Keep our faith and culture alive, build our places of worship, work hard and
make sacrifices so that we could have the best chances at education and
life. We dismiss it because they weren't
all on Instagram shouting about it, they did it quietly and without
thanks. My generation of newly-minted
Auntie's built on this, we had jobs, money and a voice. We knew how the system worked and we have
tried to use it to benefit our children and our communities.
I have to
admit, the first time a grown person called me an Aunty (in my thirties) I was
offended. After all he was balding with a big belly and I looked young for my
age (I think I used to get it because of my hijab). A few years later, in my late thirties, I
started to get used to being called Aunty by people in their twenties and took
it as both a sign of respect and their short-sightedness, after all to many
young people thirty is the limit to do anything and forty is as old as death.
There are
two things that come from this for me. The first is the need to advocate for
our mothers and auntie's not belittle them.
I believe part of the reason why Asian women of a certain age have poor
health outcomes is that they are not taken seriously by health professionals,
who will try to send them away with advice to take a paracetamol instead of
looking into their problems seriously until they become serious. I have seen
this time and again.
The
second is to own our power as the new generation of older South Asian women,
both to uphold our values where they are beneficial (e.g. faith and family) and
to challenge where they are not (racism, casteism, misogyny). In a culture that
mourns the birth of a daughter, look everyone in the eye and celebrate loudly.

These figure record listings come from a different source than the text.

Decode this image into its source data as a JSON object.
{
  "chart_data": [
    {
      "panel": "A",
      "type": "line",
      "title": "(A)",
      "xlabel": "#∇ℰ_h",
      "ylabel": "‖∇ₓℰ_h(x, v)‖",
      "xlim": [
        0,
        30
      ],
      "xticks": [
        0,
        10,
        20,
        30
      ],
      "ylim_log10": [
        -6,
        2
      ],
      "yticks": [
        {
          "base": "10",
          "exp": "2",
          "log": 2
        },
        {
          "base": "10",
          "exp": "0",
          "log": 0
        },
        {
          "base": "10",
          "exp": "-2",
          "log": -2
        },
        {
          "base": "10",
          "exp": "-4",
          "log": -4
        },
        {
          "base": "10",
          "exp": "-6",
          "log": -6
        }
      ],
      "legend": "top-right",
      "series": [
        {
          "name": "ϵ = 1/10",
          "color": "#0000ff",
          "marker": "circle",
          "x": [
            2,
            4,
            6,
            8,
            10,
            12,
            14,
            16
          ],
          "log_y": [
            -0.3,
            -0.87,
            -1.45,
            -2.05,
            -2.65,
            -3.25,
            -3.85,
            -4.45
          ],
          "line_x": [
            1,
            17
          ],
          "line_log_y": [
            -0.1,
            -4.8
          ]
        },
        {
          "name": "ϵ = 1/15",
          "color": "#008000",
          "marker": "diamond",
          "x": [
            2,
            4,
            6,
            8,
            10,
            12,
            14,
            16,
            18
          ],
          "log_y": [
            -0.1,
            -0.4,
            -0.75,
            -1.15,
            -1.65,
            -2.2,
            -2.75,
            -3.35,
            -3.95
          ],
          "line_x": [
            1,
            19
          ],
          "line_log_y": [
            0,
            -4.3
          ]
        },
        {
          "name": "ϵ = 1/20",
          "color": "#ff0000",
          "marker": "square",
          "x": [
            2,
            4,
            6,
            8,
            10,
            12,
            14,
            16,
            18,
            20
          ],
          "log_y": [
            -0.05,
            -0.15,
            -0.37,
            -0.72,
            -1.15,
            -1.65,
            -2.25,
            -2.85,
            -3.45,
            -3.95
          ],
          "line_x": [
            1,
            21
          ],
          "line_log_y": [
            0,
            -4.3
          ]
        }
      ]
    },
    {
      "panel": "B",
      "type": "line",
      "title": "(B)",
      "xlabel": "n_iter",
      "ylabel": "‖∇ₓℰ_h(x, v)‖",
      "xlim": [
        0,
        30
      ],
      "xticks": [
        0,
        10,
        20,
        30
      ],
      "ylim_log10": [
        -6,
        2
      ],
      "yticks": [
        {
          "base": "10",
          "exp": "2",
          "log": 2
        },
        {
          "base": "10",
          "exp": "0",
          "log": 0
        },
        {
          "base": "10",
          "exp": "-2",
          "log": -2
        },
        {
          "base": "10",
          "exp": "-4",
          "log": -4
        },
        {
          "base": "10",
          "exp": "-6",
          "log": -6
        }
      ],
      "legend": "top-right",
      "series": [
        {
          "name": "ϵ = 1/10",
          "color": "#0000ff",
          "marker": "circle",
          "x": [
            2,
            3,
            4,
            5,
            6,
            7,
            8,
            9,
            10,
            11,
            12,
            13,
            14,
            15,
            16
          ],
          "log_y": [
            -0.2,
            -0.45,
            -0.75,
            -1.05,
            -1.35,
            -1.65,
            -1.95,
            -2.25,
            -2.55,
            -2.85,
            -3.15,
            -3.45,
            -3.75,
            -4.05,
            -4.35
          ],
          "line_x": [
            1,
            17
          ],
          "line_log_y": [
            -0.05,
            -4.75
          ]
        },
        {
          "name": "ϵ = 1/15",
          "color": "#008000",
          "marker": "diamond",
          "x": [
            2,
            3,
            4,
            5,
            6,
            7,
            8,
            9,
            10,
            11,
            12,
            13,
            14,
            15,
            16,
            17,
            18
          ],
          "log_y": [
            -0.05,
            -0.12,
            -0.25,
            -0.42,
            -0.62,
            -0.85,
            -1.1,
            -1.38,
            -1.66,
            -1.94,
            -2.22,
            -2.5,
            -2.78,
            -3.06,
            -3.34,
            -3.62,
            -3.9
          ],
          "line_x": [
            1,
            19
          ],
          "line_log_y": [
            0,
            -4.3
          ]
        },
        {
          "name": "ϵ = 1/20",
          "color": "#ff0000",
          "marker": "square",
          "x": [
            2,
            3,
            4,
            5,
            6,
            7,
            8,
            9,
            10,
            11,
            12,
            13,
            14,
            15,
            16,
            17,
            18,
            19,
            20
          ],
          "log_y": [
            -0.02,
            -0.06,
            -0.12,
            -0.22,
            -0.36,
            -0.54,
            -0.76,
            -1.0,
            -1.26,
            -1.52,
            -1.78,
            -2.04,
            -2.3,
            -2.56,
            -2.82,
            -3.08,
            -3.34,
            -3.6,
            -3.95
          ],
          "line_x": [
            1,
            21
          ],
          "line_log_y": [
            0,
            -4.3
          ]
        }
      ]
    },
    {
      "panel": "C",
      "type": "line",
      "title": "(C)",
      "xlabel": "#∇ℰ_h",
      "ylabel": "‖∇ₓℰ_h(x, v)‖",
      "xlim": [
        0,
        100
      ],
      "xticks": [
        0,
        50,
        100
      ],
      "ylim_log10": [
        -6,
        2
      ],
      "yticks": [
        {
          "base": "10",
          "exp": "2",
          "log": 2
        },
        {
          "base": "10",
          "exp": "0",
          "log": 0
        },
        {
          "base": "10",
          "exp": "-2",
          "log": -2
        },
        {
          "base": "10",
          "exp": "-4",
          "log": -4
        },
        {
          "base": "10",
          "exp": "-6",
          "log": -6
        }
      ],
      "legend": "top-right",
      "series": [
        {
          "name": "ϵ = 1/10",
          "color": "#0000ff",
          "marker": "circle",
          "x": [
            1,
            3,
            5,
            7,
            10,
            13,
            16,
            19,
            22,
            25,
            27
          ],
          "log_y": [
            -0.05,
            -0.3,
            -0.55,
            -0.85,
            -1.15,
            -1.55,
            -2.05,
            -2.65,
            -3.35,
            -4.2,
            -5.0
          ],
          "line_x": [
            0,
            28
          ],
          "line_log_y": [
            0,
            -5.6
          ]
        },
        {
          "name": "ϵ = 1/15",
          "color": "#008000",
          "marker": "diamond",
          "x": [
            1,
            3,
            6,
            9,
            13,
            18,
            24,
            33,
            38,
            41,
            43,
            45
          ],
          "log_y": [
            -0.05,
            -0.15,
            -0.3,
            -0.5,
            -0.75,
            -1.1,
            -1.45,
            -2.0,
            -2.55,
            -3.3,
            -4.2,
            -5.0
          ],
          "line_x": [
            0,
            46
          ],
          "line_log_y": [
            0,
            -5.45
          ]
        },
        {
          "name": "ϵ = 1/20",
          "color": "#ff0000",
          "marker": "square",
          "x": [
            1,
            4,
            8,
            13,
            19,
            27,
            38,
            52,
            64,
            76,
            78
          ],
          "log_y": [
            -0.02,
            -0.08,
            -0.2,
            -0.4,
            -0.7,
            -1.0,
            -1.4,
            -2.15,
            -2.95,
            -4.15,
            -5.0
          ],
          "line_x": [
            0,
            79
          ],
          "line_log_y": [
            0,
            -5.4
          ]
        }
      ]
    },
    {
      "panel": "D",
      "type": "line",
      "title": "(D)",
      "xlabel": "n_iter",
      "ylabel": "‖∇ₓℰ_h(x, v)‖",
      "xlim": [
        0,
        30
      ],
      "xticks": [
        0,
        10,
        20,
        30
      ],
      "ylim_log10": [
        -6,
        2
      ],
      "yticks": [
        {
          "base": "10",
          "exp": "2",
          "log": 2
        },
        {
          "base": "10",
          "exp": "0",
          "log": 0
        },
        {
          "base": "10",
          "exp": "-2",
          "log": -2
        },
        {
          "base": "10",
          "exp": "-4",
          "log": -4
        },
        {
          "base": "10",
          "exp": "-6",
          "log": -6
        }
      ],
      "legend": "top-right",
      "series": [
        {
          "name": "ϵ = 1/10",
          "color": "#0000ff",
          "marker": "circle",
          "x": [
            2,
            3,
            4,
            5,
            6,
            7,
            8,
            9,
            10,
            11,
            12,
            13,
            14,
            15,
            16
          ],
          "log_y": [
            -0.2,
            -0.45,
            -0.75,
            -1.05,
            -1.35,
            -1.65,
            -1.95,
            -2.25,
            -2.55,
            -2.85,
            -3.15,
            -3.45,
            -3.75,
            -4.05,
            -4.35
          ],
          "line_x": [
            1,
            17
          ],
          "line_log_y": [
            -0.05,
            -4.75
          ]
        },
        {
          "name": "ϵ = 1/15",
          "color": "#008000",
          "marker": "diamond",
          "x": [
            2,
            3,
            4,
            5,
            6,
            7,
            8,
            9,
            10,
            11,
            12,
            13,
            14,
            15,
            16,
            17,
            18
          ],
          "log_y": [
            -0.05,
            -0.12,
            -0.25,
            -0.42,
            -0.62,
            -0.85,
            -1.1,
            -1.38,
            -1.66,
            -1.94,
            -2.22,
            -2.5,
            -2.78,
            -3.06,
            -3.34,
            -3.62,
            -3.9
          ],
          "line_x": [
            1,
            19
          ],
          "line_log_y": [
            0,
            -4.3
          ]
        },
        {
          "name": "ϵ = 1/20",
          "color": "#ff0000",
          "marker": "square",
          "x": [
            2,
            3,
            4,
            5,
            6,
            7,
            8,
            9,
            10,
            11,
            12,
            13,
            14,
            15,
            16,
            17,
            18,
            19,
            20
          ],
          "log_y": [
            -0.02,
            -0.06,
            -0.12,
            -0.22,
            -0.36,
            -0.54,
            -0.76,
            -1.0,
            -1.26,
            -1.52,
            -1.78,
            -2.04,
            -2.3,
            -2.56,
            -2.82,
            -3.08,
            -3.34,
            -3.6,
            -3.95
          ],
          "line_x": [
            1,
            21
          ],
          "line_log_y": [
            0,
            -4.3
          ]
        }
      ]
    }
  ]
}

Where we are seeing young people being forced into marriage or religion being
used to harm others – take people to task. Stick up for our young women, but
hold them to account also when they take all of their education and opportunity
and decide to focus on petty drama, make-up and materialism instead of all of
the good they could do.
Where we
see bad behaviours, those things that cause us to label people Aunties, don't
lump women under one moniker as if to excuse, but call out the individual
behaviours. Also, see them for what they often are: the actions of women who
are bitter or isolated, lacking in self-respect or self-hating to the point
they have bought into the most toxic parts of their cultures.
This
doesn't give young women a free pass either to misbehave (read be
disrespectful, lazy or rude) and then expect older women to defend them when
they are called out on it.
For now,
I am taking up the Aunty label with a view to owning and re-defining it. As the
women you go to for help, the ones that can take care of their communities,
lead their young folk and stand up to and up for others. One of the people who has really inspired me
to own the word Aunty is The Village Aunty who hangs out on Twitter and talk
about interesting stuff, you might want to check her out.